All distributions are based on 29 wildtype parameter sets with f₀ ≤ 5 ⋅ 10⁻⁴ and r₀ ≤ 2 ⋅ 10⁻² that lead to 23 divisions (from data in Fig 2A). (A) Effect of the regulation factor ϵ, i.e. how strong gene expression changes caused by stress signalling affect the metabolic model, on the lifespan simulations (line: mean, ribbons: 5% and 95% quantiles). Our model can only handle ϵ ≤ 5%. Weak regulation ϵ ≤ 2.5% mostly affects phase I, and stronger regulation ϵ > 2.5% phase II. (B) Distributions of replicative lifespans and average generation times for cells with knockouts of signalling proteins in the different pathways of the Boolean model (line: median, box: IQR, whiskers: median ±1.5 IQR). (C) Effect of the age-dependent non-growth associated maintenance NGAM (Eq (5)) on the transition between the phases (line: mean, ribbons: 5% and 95% quantiles). Increasing cost for non-growth associated maintenance, such as damage repair, can explain the switch from fermentation to respiration in phase II, indicated by higher O₂ uptake, lower ethanol and higher CO₂ and acetate production. The fluxes are normalised by the glucose uptake rate, negative fluxes are uptake and positive production rates. (D) Damage at cell death depending on NGAM (line: mean, ribbons: 5% and 95% quantiles). Increasing NGAM leads to lower damage tolerance before cell death, that happens in phase II for low NGAM and in phase III for higher NGAM.

Fig 4. Effect of enzyme perturbations on lifespan.

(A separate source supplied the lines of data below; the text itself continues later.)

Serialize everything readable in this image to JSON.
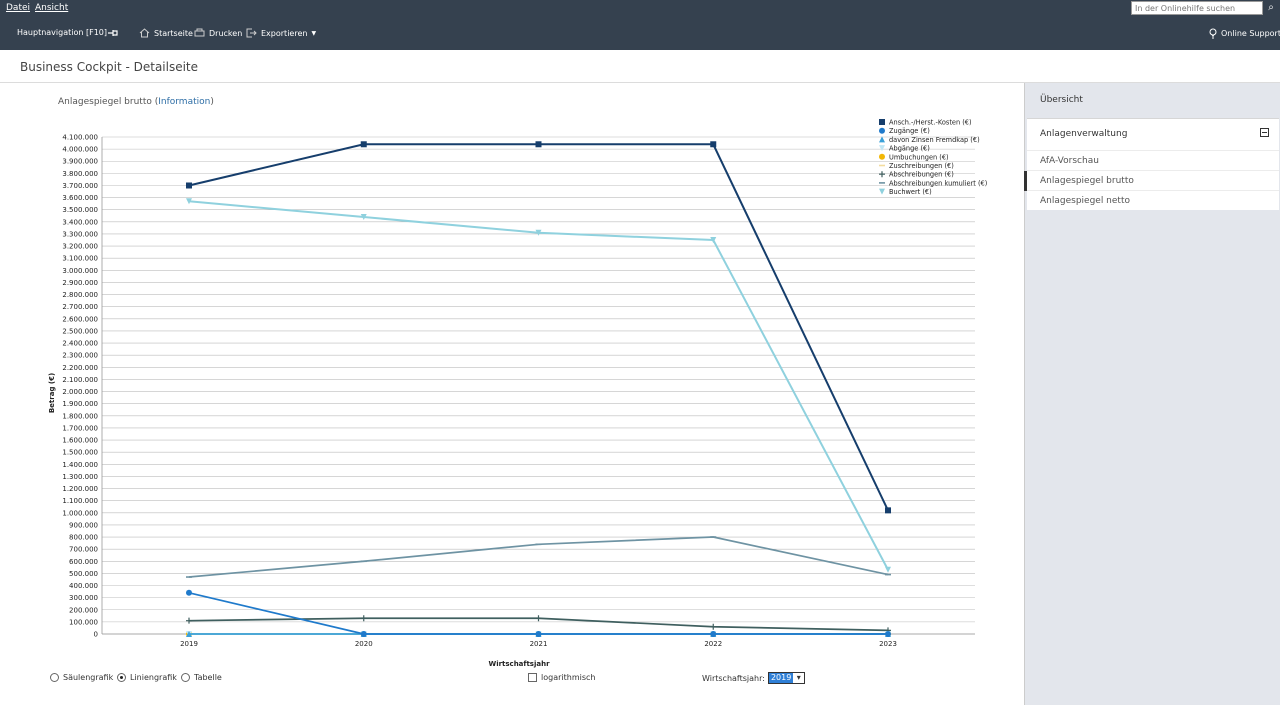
{
  "menu": {
    "file": "Datei",
    "view": "Ansicht",
    "help_search_placeholder": "In der Onlinehilfe suchen"
  },
  "toolbar": {
    "nav": "Hauptnavigation [F10]",
    "home": "Startseite",
    "print": "Drucken",
    "export": "Exportieren",
    "support": "Online Support"
  },
  "page": {
    "title": "Business Cockpit - Detailseite"
  },
  "chart_heading": {
    "text": "Anlagespiegel brutto (",
    "link": "Information",
    "close": ")"
  },
  "controls": {
    "bar": "Säulengrafik",
    "line": "Liniengrafik",
    "table": "Tabelle",
    "log": "logarithmisch",
    "year_label": "Wirtschaftsjahr:",
    "year_value": "2019"
  },
  "sidebar": {
    "title": "Übersicht",
    "group": "Anlagenverwaltung",
    "items": [
      "AfA-Vorschau",
      "Anlagespiegel brutto",
      "Anlagespiegel netto"
    ]
  },
  "colors": {
    "dark": "#35414f",
    "accent": "#2e6ea6"
  },
  "chart_data": {
    "type": "line",
    "xlabel": "Wirtschaftsjahr",
    "ylabel": "Betrag (€)",
    "categories": [
      "2019",
      "2020",
      "2021",
      "2022",
      "2023"
    ],
    "ylim": [
      0,
      4100000
    ],
    "ytick_step": 100000,
    "legend_position": "top-right",
    "grid": true,
    "series": [
      {
        "name": "Ansch.-/Herst.-Kosten (€)",
        "color": "#163e6c",
        "marker": "square",
        "values": [
          3700000,
          4040000,
          4040000,
          4040000,
          1020000
        ]
      },
      {
        "name": "Zugänge (€)",
        "color": "#1f7acb",
        "marker": "circle",
        "values": [
          340000,
          0,
          0,
          0,
          0
        ]
      },
      {
        "name": "davon Zinsen Fremdkap (€)",
        "color": "#3aa0d8",
        "marker": "triangle",
        "values": [
          0,
          0,
          0,
          0,
          0
        ]
      },
      {
        "name": "Abgänge (€)",
        "color": "#bfe6f5",
        "marker": "triangle-down",
        "values": [
          0,
          0,
          0,
          0,
          0
        ]
      },
      {
        "name": "Umbuchungen (€)",
        "color": "#f2b705",
        "marker": "circle",
        "values": [
          0,
          0,
          0,
          0,
          0
        ]
      },
      {
        "name": "Zuschreibungen (€)",
        "color": "#f3dd9e",
        "marker": "dash",
        "values": [
          0,
          0,
          0,
          0,
          0
        ]
      },
      {
        "name": "Abschreibungen (€)",
        "color": "#3f5f5f",
        "marker": "plus",
        "values": [
          110000,
          130000,
          130000,
          60000,
          30000
        ]
      },
      {
        "name": "Abschreibungen kumuliert (€)",
        "color": "#6e93a3",
        "marker": "dash",
        "values": [
          470000,
          600000,
          740000,
          800000,
          490000
        ]
      },
      {
        "name": "Buchwert (€)",
        "color": "#8fd1de",
        "marker": "triangle-down",
        "values": [
          3570000,
          3440000,
          3310000,
          3250000,
          530000
        ]
      }
    ]
  }
}
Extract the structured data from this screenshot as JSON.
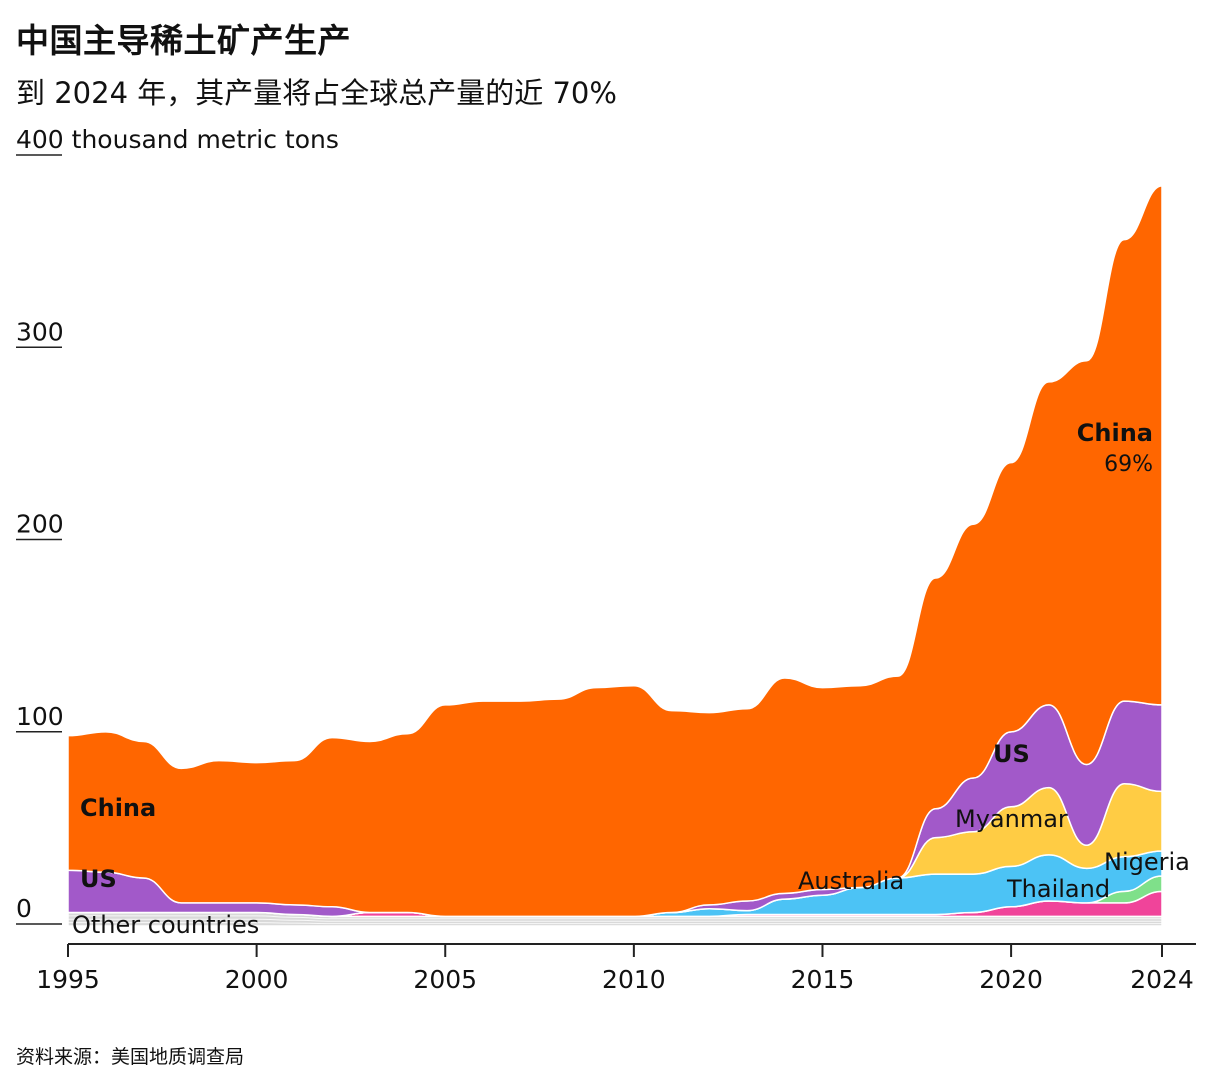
{
  "title": "中国主导稀土矿产生产",
  "subtitle": "到 2024 年，其产量将占全球总产量的近 70%",
  "source": "资料来源：美国地质调查局",
  "colors": {
    "china": "#ff6600",
    "us": "#a259c9",
    "myanmar": "#ffcc44",
    "australia": "#4cc3f5",
    "thailand": "#f0449a",
    "nigeria": "#7fe08a",
    "other": "#d9d9d9",
    "axis": "#222222"
  },
  "chart_data": {
    "type": "area",
    "stacked": true,
    "title": "中国主导稀土矿产生产",
    "ylabel": "thousand metric tons",
    "ylim": [
      0,
      400
    ],
    "yticks": [
      {
        "value": 0,
        "label": "0"
      },
      {
        "value": 100,
        "label": "100"
      },
      {
        "value": 200,
        "label": "200"
      },
      {
        "value": 300,
        "label": "300"
      },
      {
        "value": 400,
        "label": "400 thousand metric tons"
      }
    ],
    "xlim": [
      1995,
      2024
    ],
    "xticks": [
      1995,
      2000,
      2005,
      2010,
      2015,
      2020,
      2024
    ],
    "x": [
      1995,
      1996,
      1997,
      1998,
      1999,
      2000,
      2001,
      2002,
      2003,
      2004,
      2005,
      2006,
      2007,
      2008,
      2009,
      2010,
      2011,
      2012,
      2013,
      2014,
      2015,
      2016,
      2017,
      2018,
      2019,
      2020,
      2021,
      2022,
      2023,
      2024
    ],
    "series": [
      {
        "name": "Other countries",
        "key": "other",
        "values": [
          7,
          7,
          7,
          7,
          7,
          7,
          6,
          5,
          5,
          5,
          5,
          5,
          5,
          5,
          5,
          5,
          5,
          5,
          5,
          5,
          5,
          5,
          5,
          5,
          5,
          5,
          5,
          5,
          5,
          5
        ]
      },
      {
        "name": "Thailand",
        "key": "thailand",
        "values": [
          0,
          0,
          0,
          0,
          0,
          0,
          0,
          0,
          2,
          2,
          0,
          0,
          0,
          0,
          0,
          0,
          0,
          0,
          1,
          1,
          1,
          1,
          1,
          1,
          2,
          5,
          8,
          7,
          7,
          13
        ]
      },
      {
        "name": "Nigeria",
        "key": "nigeria",
        "values": [
          0,
          0,
          0,
          0,
          0,
          0,
          0,
          0,
          0,
          0,
          0,
          0,
          0,
          0,
          0,
          0,
          0,
          0,
          0,
          0,
          0,
          0,
          0,
          0,
          0,
          0,
          0,
          0,
          6,
          8
        ]
      },
      {
        "name": "Australia",
        "key": "australia",
        "values": [
          0,
          0,
          0,
          0,
          0,
          0,
          0,
          0,
          0,
          0,
          0,
          0,
          0,
          0,
          0,
          0,
          2,
          4,
          2,
          8,
          10,
          14,
          19,
          21,
          20,
          21,
          24,
          18,
          18,
          13
        ]
      },
      {
        "name": "Myanmar",
        "key": "myanmar",
        "values": [
          0,
          0,
          0,
          0,
          0,
          0,
          0,
          0,
          0,
          0,
          0,
          0,
          0,
          0,
          0,
          0,
          0,
          0,
          0,
          0,
          0,
          0,
          0,
          19,
          22,
          31,
          35,
          12,
          38,
          31
        ]
      },
      {
        "name": "US",
        "key": "us",
        "values": [
          22,
          21,
          18,
          5,
          5,
          5,
          5,
          5,
          0,
          0,
          0,
          0,
          0,
          0,
          0,
          0,
          0,
          2,
          5,
          3,
          3,
          0,
          0,
          15,
          28,
          39,
          43,
          42,
          43,
          45
        ]
      },
      {
        "name": "China",
        "key": "china",
        "values": [
          70,
          73,
          71,
          70,
          74,
          73,
          75,
          88,
          89,
          93,
          110,
          112,
          112,
          113,
          119,
          120,
          105,
          100,
          100,
          112,
          105,
          105,
          105,
          120,
          132,
          140,
          168,
          210,
          240,
          270
        ]
      }
    ],
    "labels": [
      {
        "text": "China",
        "series": "china",
        "bold": true
      },
      {
        "text": "US",
        "series": "us",
        "bold": true
      },
      {
        "text": "Other countries",
        "series": "other",
        "bold": false
      },
      {
        "text": "US",
        "series": "us",
        "bold": true
      },
      {
        "text": "Myanmar",
        "series": "myanmar",
        "bold": false
      },
      {
        "text": "Australia",
        "series": "australia",
        "bold": false
      },
      {
        "text": "Thailand",
        "series": "thailand",
        "bold": false
      },
      {
        "text": "Nigeria",
        "series": "nigeria",
        "bold": false
      },
      {
        "text": "China",
        "series": "china",
        "bold": true
      }
    ],
    "share_label": "69%"
  }
}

The simulations are based on f₀ = 0.0001 and r₀ = 0.0005 (as in Fig 2B) and perturbations (deletion or overexpression) in individual enzymes or isoenzyme combinations (140 + 23 cases) for different phases in the metabolic model. (A-B) Distribution (line: median, box: IQR, whiskers: median ±1.5 IQR) of the number of divisions in total and in particular phases upon overexpression or deletion of enzymes during specific times (facets) in relation to the wildtype (grey lines). An intervention in a specific phase can have a different effect than an intervention over the whole lifespan. (C-D) Relation between replicative lifespan and total enzyme usage relative to the wildtype. Each dot represents one simulation with the perturbation in a specific phase of an enzyme/isoenzymes. Both enzyme deletion and overexpression can lead to an increased but also decreased total usage of the enzyme compared to the wildtype.